The DeepSeek V4 follow-up coverage that landed Friday and Saturday is denser than the initial Thursday drop and has shifted the framing of the model. Latent Space's AINews newsletter on Saturday morning leads with the hardware-sovereignty angle: V4 in both its sizes — Pro at one point six trillion total parameters with forty-nine billion active and Flash at two hundred eighty-four billion total with thirteen billion active — is now confirmed runnable on Huawei Ascend chips, not just on NVIDIA. That detail is being read as the practical end of the export-control bottleneck for Chinese frontier deployments, since Ascend supply is domestic and the V4 inference stack appears to be hand-tuned for the Ascend memory hierarchy. Latent Space frames the release as DeepSeek stepping out of the benchmark-leadership game — V4 is no longer claiming to top the public leaderboards — and into a compute-economics game, where the relevant comparison is intelligence per dollar at deployment. The prodigal-tiger-returns metaphor in the headline captures both: DeepSeek skipped a quarter of public model news entirely between V three point two Speciale in November and now, then dropped two preview models with full open weights and aggressive pricing in one week.
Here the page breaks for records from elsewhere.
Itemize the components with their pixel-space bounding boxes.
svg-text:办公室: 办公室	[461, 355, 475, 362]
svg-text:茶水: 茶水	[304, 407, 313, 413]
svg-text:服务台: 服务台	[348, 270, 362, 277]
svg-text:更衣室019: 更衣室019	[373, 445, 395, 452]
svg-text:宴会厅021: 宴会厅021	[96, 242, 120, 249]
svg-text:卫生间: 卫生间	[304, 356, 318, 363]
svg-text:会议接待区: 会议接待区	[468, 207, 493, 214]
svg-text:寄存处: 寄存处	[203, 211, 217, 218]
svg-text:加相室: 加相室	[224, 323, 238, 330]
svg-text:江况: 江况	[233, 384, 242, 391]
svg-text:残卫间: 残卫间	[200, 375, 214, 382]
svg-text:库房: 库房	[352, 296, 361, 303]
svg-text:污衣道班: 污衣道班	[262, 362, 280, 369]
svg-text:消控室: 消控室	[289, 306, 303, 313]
MIT Technology Review's Friday piece, Three Reasons Why DeepSeek's New Model Matters, takes a different cut. The first reason is the size milestone — at one point six trillion total parameters under MIT license, V4 Pro is the largest open-weights model ever released, larger than Kimi K two point six at one point one trillion and twice the size of V three point two. The second is the disclosed training cost, which DeepSeek continues to claim is roughly an order of magnitude below comparable Western runs; the report notes the same caveats every analyst has been raising, namely that the figure excludes prior research compute and likely undersells the real total, but also notes that even a charitable correction leaves DeepSeek noticeably ahead on cost efficiency. The third reason, and the most consequential for downstream deployments, is pricing: V4 Flash at fourteen cents per million input tokens and twenty-eight cents output now sits below GPT five point four Nano, Gemini three point one Flash Lite, and Claude Haiku four point five on every dimension, and V4 Pro at one dollar seventy four input and three forty eight output is roughly a fifth the price of GPT five point four and an order of magnitude cheaper on output than Claude Opus four point seven or GPT-5.5. The piece closes on the export-control angle Latent Space also flags — that the marginal effect of restrictions on Chinese AI capability has diminished sharply.
AI Explained's Friday video synthesizes both threads under a single 'compute war intensifies' frame. The argument is that the dominant axis of model competition has shifted from one-dimensional intelligence scores to intelligence-per-dollar Pareto curves, and that V4 has now planted a flag at the cost-efficient frontier in a way no closed lab can match without disclosing pricing. The video also highlights the qualitative gap that remains — V4's tool-use, agentic-coding, and reasoning behaviours are described as roughly Claude four point five class, not Opus four point seven or GPT-5.5 class, but the open-weights property and the cost differential more than compensate for many production workloads. Together the three takes form the consensus view that V4 is the new floor for what 'good enough' open-weights frontier-class deployment looks like, and that the next round of pricing pressure on US-hosted APIs is now baked in.
- Latent Space emphasized that V4 is now runnable on Huawei Ascend chips — a hardware-sovereignty signal beyond the parameter count.
- MIT Tech Review framed V4 around three reasons it matters: training-cost claims, MIT-licensed open weights at frontier scale, and pricing pressure on US-hosted APIs.
- AI Explained placed V4 alongside GPT-5.5 in a single 'compute war intensifies' frame, arguing the relevant axis is now intelligence-per-dollar Pareto curves rather than headline benchmarks.